Summary: 1. Our problem is the condition of sin. 2. Our problem is committing sins. 3. The soulution to our problem is forgiveness and transformation.

It was not something passive that spoiled the world, but something that was actively at work to spoil it. It was not the absence of God, for God has never been absent from the world — therefore evil cannot be just the absence of God. It was something else. We call that something “evil.” The Bible speaks of evil as being a personal force. It talks of the Satan or devil. So, the question is: “Since the devil exists, didn’t God create the devil and therefore create evil?”

This leads to the second point: Evil exists because God created moral beings. Both men and angels were given free will — that is, the ability and freedom to choose between good and evil. In the beginning Satan was an angel. In fact, he was the greatest and most glorious of all the angels. But it was not enough for him to be the highest of all created beings. He wanted to take God’s place. The Bible describes what happened next: “And there was war in heaven. Michael and his angels fought against the dragon, and the dragon and his angels fought back. But he was not strong enough, and they lost their place in heaven. The great dragon was hurled down — that ancient serpent called the devil, or Satan, who leads the whole world astray. He was hurled to the earth, and his angels with him” (Revelation 12:7-9). The greatest created being became the lowest created being because of his rebellion against God. God did not create Satan as evil; he created a good and great angel of light who had moral freedom and will. Satan is not another god or spiritual being who rivals God in power. Satan once was an angel of God who fell from God, and led others to follow him in his rebellion. The Bible says, “And the angels who did not keep their positions of authority but abandoned their own home — these he has kept in darkness, bound with everlasting chains for judgment on the great Day” (Jude 1:6). Lucifer, the angel of light, became Satan the ruler of darkness. The angels who fell with him became what we commonly refer to as demons — twisted evil caricatures of what they at one time were.

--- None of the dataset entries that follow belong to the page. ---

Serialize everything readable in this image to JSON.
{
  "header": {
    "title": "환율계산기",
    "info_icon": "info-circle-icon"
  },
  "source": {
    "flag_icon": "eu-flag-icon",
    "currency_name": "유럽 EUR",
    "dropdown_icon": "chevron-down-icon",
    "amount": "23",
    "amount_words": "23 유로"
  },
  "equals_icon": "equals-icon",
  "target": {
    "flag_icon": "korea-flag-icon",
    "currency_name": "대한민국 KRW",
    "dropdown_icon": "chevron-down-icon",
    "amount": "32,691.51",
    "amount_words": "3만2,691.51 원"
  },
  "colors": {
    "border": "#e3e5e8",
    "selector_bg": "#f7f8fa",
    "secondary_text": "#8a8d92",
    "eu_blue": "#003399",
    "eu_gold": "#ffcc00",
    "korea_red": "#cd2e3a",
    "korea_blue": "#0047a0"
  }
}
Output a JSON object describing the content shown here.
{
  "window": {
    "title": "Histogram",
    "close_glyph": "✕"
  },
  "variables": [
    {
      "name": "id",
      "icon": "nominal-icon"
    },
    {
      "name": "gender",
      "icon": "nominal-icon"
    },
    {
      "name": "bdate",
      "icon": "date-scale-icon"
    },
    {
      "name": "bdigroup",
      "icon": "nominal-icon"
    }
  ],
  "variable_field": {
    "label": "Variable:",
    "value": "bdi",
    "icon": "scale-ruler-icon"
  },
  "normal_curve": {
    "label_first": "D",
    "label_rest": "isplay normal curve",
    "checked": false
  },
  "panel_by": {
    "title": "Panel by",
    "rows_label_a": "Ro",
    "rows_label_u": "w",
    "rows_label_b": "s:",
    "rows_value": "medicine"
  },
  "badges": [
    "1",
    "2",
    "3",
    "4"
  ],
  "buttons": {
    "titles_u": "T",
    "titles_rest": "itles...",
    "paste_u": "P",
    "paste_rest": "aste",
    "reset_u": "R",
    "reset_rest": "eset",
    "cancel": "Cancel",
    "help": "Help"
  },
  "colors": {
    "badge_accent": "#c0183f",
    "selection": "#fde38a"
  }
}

So God did not create the devil as the devil. He created a good, powerful and glorious being who used his moral freedom to rebel against God. And he is the source of much of the evil, tragedy and hardship in the world. But there is another source, and it is again from free moral agents — the men and women of earth. We have joined in the devil’s rebellion and revolt against God. We have agreed that we want to be free from God and have our own way. We want to be like God without being subject to God. That was the sin of Adam and Eve. The Bible tells what happened: “Now the serpent was more crafty than any of the wild animals the Lord God had made. He said to the woman, ‘Did God really say, “You must not eat from any tree in the garden”?’ The woman said to the serpent, ‘We may eat fruit from the trees in the garden, but God did say, “You must not eat fruit from the tree that is in the middle of the garden, and you must not touch it, or you will die.”’ ‘You will not surely die,’ the serpent said to the woman. ‘For God knows that when you eat of it your eyes will be opened, and you will be like God, knowing good and evil’” (Genesis 3:3-5). When Adam and Eve fell to the temptation of wanting to be like God and rebelled against him, something terrible happened to them and the world. Theologians call it the “Fall.” Adam and Eve’s appearance changed. They were no longer naked and unashamed; they were covered and ashamed. They hid from God. The world around them changed. It lost much of its beauty and friendliness. Nature was now set against man. His work would become hard and there would no longer be a paradise, but an unpredictable and dangerous world. Life would be hard in this world that had now set itself against God. We can actually feel the world groaning under the weight of sin.